I'm not planning to support such buffering model. What I'm proposing is an interface where asking for n contiguous bytes is a commitment to immediately consume exactly n bytes, no more, no less. Un-reading is not supported. Peeking is not supported. It's like having only read_exact(), but one that returns a slice instead of copying into one. This way you can never end up in a situation where you have 1 byte left in the scratch buffer and 1000 bytes in the input.

Such buffering interface is not usable for inflate, but it should be fine for the PNG structure where all sizes needed can be known ahead of time. The scratch buffer can be filled up exactly to the level it needs to be, used up entirely every time, and leave nothing behind.

Thank you for explaining. This does address my concern (especially the "used up entirely every time" part).

OTOH this problem can be worked around by ignoring the standard BufRead / BufReader and instead working with BetterBufReader - e.g. we can guarantee that StreamingDecoder gets at least (say) 4 bytes at a time by replacing ReadDecoder::reader with BetterBufReader.

FWIW I tried to implement my idea - see the commits here. The main idea has 2 parts (implemented in the 1st commit):

  1. When StreamingDecoder returns Ok((0, Decoded::Nothing)) then it means "need bigger input buf to make progress`.
  2. Replace ReadDecoder::reader with a custom buffer that understand the meaning of Ok((0, Decoded::Nothing)).

This way we can remove all other buffers from StreamingDecoder (e.g. U32::bytes and U32::accumulated_count, as well as ChunkState::raw_bytes (removed in the 2nd commit). (I assume that the idea in the previous comment wouldn't remove those buffers, but maybe consolidating them into a single, unified buffer is still desirable.)

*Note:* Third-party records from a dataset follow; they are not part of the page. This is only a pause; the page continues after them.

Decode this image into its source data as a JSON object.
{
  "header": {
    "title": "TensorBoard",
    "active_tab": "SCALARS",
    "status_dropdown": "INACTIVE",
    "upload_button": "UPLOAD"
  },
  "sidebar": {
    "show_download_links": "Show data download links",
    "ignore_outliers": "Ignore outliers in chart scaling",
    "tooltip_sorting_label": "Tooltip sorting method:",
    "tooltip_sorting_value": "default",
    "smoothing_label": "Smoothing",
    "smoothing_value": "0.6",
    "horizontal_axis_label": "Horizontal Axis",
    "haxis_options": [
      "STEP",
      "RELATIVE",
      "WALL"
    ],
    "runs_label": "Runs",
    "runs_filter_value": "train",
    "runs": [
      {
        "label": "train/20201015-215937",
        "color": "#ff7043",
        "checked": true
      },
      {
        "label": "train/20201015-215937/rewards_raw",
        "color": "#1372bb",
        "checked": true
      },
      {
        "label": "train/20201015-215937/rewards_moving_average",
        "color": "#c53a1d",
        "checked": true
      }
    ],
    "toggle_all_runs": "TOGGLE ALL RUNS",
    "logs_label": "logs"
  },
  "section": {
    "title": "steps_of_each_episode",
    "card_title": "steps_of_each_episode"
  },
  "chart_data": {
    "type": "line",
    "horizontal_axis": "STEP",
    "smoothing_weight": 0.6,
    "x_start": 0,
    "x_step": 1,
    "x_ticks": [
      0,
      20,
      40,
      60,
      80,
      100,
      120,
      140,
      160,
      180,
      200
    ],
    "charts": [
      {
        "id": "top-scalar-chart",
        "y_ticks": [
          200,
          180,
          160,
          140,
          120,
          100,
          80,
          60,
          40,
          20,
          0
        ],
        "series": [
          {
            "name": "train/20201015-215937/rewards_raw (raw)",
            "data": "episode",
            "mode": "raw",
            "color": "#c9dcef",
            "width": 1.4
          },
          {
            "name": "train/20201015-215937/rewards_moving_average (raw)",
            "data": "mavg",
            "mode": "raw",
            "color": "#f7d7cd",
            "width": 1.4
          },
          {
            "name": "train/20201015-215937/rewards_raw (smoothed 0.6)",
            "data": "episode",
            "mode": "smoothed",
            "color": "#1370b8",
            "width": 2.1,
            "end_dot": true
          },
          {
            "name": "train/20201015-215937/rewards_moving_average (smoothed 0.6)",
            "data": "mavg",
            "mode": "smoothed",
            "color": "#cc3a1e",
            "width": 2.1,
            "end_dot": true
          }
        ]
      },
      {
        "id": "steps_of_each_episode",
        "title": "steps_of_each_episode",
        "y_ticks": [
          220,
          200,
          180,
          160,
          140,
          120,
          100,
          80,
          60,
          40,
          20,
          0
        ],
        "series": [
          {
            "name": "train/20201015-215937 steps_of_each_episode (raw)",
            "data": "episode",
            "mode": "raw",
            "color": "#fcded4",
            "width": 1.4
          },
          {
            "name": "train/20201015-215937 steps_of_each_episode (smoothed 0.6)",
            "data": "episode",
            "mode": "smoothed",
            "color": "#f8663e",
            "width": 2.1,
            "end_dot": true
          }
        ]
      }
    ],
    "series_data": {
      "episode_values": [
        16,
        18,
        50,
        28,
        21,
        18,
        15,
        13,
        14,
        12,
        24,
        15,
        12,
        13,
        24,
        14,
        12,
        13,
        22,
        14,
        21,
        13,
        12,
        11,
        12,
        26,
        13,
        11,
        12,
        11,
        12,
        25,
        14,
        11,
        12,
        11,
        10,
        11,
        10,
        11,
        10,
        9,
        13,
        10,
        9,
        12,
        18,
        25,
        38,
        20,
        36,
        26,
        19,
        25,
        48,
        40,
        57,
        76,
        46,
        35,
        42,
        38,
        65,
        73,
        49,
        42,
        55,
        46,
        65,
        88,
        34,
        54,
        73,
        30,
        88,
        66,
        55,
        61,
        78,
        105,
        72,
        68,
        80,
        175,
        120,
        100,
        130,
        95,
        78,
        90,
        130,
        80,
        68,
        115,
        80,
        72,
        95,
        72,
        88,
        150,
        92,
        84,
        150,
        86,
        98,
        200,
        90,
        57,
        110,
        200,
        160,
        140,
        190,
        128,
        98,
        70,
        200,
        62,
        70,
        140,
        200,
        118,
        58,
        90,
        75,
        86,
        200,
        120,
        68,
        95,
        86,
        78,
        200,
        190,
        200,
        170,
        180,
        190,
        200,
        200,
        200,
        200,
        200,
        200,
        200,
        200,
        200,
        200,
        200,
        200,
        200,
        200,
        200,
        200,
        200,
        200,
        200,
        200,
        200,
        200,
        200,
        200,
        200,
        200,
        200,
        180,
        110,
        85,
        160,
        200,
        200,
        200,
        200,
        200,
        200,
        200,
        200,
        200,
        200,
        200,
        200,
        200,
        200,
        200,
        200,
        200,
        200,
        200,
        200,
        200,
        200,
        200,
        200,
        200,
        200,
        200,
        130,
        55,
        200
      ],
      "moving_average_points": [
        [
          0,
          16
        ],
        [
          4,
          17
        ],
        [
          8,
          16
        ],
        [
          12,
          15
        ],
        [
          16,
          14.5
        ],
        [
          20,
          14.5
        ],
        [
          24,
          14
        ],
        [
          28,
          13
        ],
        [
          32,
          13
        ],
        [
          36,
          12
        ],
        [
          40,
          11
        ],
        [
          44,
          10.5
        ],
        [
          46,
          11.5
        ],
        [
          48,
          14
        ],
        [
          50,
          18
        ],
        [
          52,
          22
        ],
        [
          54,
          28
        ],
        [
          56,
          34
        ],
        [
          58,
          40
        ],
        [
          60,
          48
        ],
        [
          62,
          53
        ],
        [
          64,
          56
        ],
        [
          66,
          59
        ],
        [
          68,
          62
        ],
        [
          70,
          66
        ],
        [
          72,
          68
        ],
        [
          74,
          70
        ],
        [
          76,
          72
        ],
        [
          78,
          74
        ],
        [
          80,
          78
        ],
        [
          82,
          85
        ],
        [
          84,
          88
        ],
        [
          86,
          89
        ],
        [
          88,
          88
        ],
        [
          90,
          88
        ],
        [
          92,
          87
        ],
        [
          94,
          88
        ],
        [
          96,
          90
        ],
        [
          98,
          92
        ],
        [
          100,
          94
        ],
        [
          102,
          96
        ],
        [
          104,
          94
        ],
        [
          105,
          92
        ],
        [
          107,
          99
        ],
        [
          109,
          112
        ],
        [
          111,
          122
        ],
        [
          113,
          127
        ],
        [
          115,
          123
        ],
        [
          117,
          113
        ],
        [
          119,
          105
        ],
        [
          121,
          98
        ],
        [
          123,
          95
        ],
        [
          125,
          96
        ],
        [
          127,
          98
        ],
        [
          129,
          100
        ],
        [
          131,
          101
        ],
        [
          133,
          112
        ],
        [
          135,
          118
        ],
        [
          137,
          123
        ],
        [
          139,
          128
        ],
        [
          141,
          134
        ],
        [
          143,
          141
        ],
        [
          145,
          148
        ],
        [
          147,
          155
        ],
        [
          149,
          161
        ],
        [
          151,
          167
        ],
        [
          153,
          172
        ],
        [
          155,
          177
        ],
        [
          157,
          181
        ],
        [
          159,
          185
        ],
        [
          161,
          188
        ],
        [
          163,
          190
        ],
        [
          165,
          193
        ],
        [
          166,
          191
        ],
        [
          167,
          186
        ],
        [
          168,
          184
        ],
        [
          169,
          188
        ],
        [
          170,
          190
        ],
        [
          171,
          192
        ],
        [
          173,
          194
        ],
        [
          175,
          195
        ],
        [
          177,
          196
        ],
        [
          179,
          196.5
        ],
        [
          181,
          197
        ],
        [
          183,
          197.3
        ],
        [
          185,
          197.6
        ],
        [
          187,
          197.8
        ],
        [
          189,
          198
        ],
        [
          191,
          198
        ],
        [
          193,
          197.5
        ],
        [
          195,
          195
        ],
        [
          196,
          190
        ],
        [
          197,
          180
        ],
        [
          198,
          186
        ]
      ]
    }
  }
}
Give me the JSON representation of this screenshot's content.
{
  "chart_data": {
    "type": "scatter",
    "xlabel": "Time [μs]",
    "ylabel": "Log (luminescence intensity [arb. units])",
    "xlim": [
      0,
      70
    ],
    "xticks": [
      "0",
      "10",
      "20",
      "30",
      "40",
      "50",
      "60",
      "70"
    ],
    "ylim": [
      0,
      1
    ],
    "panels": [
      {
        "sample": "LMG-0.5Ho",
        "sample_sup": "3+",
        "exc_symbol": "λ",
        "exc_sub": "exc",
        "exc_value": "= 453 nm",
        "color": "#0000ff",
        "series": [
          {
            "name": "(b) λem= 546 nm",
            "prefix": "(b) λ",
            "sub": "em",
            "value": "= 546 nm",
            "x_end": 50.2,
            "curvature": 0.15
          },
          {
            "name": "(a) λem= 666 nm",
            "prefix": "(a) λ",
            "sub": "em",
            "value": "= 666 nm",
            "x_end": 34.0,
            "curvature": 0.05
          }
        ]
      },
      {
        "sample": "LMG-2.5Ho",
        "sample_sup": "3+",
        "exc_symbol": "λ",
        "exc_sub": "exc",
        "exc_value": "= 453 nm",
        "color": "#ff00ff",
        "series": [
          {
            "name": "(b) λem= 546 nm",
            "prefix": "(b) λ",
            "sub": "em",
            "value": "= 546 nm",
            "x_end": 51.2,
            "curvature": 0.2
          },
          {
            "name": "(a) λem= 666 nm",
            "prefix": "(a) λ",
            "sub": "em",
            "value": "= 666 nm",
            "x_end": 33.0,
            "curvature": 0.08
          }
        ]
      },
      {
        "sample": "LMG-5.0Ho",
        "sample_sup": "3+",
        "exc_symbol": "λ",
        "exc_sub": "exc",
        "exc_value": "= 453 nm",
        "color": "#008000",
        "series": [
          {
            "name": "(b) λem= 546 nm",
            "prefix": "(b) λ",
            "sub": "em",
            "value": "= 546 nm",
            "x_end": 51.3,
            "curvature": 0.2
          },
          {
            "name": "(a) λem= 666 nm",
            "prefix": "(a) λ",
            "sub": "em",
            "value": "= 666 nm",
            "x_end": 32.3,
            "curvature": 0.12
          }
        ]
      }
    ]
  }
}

And as a follow-up, in the 3rd commit I changed how the first bytes (including the PNG signature) are handled - instead of two U32s, I just ask for 16 bytes.

I like how stream.rs got simplified. OTOH, I got performance regressions in the benchmarks and I don't know how to fix them... :-( Part of the performance regression is that my BufReader2 doesn't use MaybeUninit (which would require unsafe) which (I think) means that it spends extra time initializing the buffer. But this doesn't explain away the whole performance regression.